Toxic environmentA recent report by the Economist Intelligence Unit and the CFA Institute described the Financial Services industry as having a “Crisis of Culture” . This echoes much of the narrative around corporate failures that has arisen in recent years, particularly since the GFC.  Many experts cite BP as having a toxic culture, which led to disaster in the Gulf. GSK CEO Andrew Witty has explained their cultural problem and how he is trying to change it within ‘Big Pharma’. And of course, in the UK today, we have a very high profile court case arising from cultural issues at News International.

By focusing on a ‘bad’ culture, people are often prompted to ask questions such as: how do we know if a culture is bad, or, if we are trying to fix one, where do we start and how do we know when a culture becomes ‘good’? I have been asked these kinds of questions several times in the last few weeks and they have always been put in the context of how I would measure (and change) organizational culture.

In this respect, and with a focus on greed as a source of cultural problems, much is being made of creating broader ‘values’ led businesses , i.e. values that convey that an organization has moved beyond profit and short term thinking into something more societal in its focus. This is very laudable and may indeed help an organization on a journey towards a healthier culture, if such values can become truly embedded and reflect the genuine identity of the organization. We may also be able to measure values in some way to provide us with an indicator of cultural health.

 But if we do measure a firm against its stated values in the usual way (often done through employee surveys or appraisal), we may only be looking at a small part of a much bigger whole, and if this measure cannot connect an organization with evidence of value creation (or destruction), then its use is limited and may become misleading. For example, the UK NHS has a clearly defined set of values and principles and Standard Chartered Bank has a strong values led ethos – but even if both organizations measure their values in some way, how does this relate to value? Both organizations have seen high profile corporate scandals in recent times. So do we know what exactly went wrong?

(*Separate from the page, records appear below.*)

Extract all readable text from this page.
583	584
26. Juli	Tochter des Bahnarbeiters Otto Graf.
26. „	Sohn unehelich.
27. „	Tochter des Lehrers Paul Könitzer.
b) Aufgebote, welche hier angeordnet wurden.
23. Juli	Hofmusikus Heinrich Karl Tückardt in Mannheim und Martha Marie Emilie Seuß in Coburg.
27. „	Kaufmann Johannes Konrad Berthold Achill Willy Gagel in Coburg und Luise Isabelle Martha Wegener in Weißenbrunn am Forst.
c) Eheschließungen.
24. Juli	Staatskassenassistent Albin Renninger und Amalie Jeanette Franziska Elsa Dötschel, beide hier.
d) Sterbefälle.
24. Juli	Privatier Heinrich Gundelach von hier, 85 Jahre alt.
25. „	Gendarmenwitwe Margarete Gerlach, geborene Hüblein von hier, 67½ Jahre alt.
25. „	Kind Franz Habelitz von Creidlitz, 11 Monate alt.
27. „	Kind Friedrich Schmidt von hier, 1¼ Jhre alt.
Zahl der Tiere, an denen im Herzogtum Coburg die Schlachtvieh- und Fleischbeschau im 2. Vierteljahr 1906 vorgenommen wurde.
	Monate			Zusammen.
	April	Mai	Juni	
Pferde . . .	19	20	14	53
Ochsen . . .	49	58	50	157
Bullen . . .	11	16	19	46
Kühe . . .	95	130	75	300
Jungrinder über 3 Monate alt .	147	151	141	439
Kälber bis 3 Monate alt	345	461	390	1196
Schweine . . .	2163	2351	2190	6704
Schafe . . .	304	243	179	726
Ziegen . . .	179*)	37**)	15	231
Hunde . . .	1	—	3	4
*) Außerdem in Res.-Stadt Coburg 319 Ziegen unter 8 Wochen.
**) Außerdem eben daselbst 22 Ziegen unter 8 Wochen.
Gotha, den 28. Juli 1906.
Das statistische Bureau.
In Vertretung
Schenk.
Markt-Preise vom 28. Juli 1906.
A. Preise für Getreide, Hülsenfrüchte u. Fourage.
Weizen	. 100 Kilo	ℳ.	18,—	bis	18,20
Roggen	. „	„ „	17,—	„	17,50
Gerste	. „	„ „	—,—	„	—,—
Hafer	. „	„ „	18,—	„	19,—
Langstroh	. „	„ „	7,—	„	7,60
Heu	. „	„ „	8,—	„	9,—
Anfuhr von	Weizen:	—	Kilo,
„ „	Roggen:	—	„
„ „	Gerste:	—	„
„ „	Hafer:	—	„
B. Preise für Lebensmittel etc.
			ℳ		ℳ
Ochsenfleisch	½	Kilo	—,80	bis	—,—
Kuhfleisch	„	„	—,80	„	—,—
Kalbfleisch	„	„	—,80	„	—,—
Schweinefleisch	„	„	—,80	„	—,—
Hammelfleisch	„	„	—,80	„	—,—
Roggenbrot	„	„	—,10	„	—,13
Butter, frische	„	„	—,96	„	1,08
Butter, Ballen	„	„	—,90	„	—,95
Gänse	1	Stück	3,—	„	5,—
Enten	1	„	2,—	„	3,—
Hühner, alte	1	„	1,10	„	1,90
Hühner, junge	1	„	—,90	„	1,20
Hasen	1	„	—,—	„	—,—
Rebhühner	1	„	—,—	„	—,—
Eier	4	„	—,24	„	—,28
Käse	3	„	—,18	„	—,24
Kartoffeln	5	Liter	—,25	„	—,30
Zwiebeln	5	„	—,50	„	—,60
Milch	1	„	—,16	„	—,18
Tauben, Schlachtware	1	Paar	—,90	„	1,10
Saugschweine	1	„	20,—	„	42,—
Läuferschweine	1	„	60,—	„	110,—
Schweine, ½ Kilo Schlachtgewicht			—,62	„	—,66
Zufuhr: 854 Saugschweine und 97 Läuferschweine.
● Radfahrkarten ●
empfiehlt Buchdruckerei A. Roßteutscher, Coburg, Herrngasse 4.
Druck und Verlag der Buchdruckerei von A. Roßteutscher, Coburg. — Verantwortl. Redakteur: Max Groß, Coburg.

When looking at culture, firstly, we shouldn’t try to measure culture as such. It’s a highly problematic term to define let alone seek to measure. What we should be measuring is a set of very good indicators that give us insight into the culture of an organization. And more importantly, we should be measuring indicators of cultural characteristics that can actually be linked to value outcomes (e.g. quality, productivity, efficiency etc.).  Such indicators must be broad ranging and evidence around them is likely to come from a large variety of sources to provide useful and credible insights.

Within a Maturity context, IHRM has a meaningful set of indicators that connect to value and each one sheds significant light upon organizational culture. In fact, each of IHRM’s ten pillars carries critical information about an organization’s culture and its effect on value or risk within a business context.

The ten pillars are also interlinked and work as a whole system. It is vitally important for example, to understand whether an organizations value motive is authentic or to what extent it may be undermined by reward and performance systems that incentivize something different. Or whether purported human capital value is truly experienced by people within the organization such that it is genuine. When we examine Learning, Whole System thinking or Never Ending Improvement, both in isolation and in terms of how they interact, we get to understand key cultural dynamics that drive organizational success (or indeed, failure).

Maturity assessment and rating ( ) therefore helps organizations better understand the culture question posed – where is the organization from a culture perspective, how does this affect value, and what can be done to help improve it?